Alguns arquitetos urbanistas culpam essa tendência de separar as pessoas por classe social em condomínios fechados, como uma das razões da violência ter crescido e se tornado corriqueira até mesmo em cidades de interior, antes quase imunes a este fenômeno.
Lembro-me bem que, quando criança, os bairros e as ruas das cidades eram de grande diversidade social. Podíamos encontrar do sapateiro ao doutor. A convivência era harmoniosa e até mesmo facilitadora, pois, se faltava algum ingrediente na cozinha na hora da preparação do almoço, corria-se rapidamente à quitanda da esquina para comprar o coentro. E todos se conheciam. Se o sapato apresentava algum problema, existia um sapateiro por perto. E, assim,  o sapateiro ganhava seu dinheirinho e o vizinho tinha seu problema resolvido. Não havia essa coisa de bairros, ruas e condomínios fechados.

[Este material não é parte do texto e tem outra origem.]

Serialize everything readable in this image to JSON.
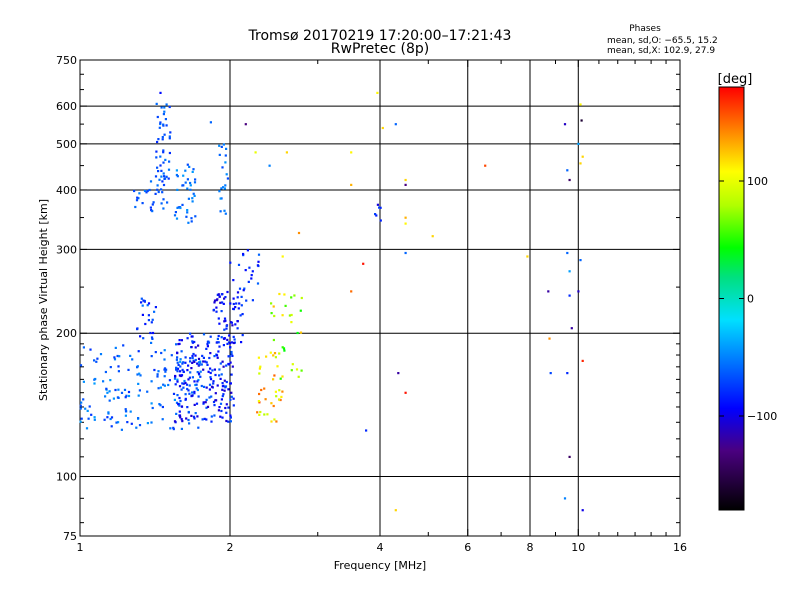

As cidades foram criadas com o objetivo de integrar. Os espaços físicos são para ocupações e uso sociais. Barreiras significam delimitar quantidade e qualidade, e isto não é saudável, pois a monocultura é prejudicial até mesmo na agricultura, onde muitas vezes uma praga dizima toda a plantação de uma mesma espécie. A cidade deve ser projetada para as pessoas, com calçadas largas facilitando a locomoção e circulação dos seus cidadãos, inclusive os portadores de necessidades especiais. Hoje existem condomínios fechados até com escolas dentro, onde alunos de uma mesma “classe social” vivem fechados e desconfiados do garoto que vende balas e doces fora do seu portão. No meu tempo, o baleiro subia à varanda do meu sobrado para que minha mãe escolhesse o que queria comprar. A vizinhança era formada de médicos, alfaiates, engenheiros, advogados, encanadores, juízes, professores, pintores de paredes, padeiros, parteiras, rezadeiras, quitandeiros, cabeleireiro etc., e até mesmo uma ‘’banquinha do jogo do bicho’, para quem gostava de arriscar a sorte, sem nenhuma ligação com o atual tráfico de drogas, estes, comuns nas favelas ou “comunidades” das grandes cidades, rodeadas de condomínios de luxo. Quando todas as classes sociais se sentem integradas numa mesma comunidade, desfrutando das praças públicas, avenidas, bancos, igrejas, escolas e estabelecimentos comerciais, as diferenças ficam atenuadas e o ganho cultural é maior. Podemos notar uma separação de classes até mesmo nos shoppings, a depender do piso ou das alas. Pergunto: Como não acirrar a inveja dos que se sentem excluídos?
É claro que a situação não é de fácil resolução, dado ao estado em que chegou, com o crescimento desordenado das cidades e o descaso dos poderes públicos com os seus cidadãos.
Mas, como diz o pensador Berthold Brecht (1898-1956), Nada deve parecer natural, nada deve parecer impossível de mudar. Portanto devemos incentivar os arquitetos urbanistas que ainda acreditam numa cidade mais humana, onde o cidadão é mais importante que os automóveis e os condomínios de luxo que confinam seus moradores.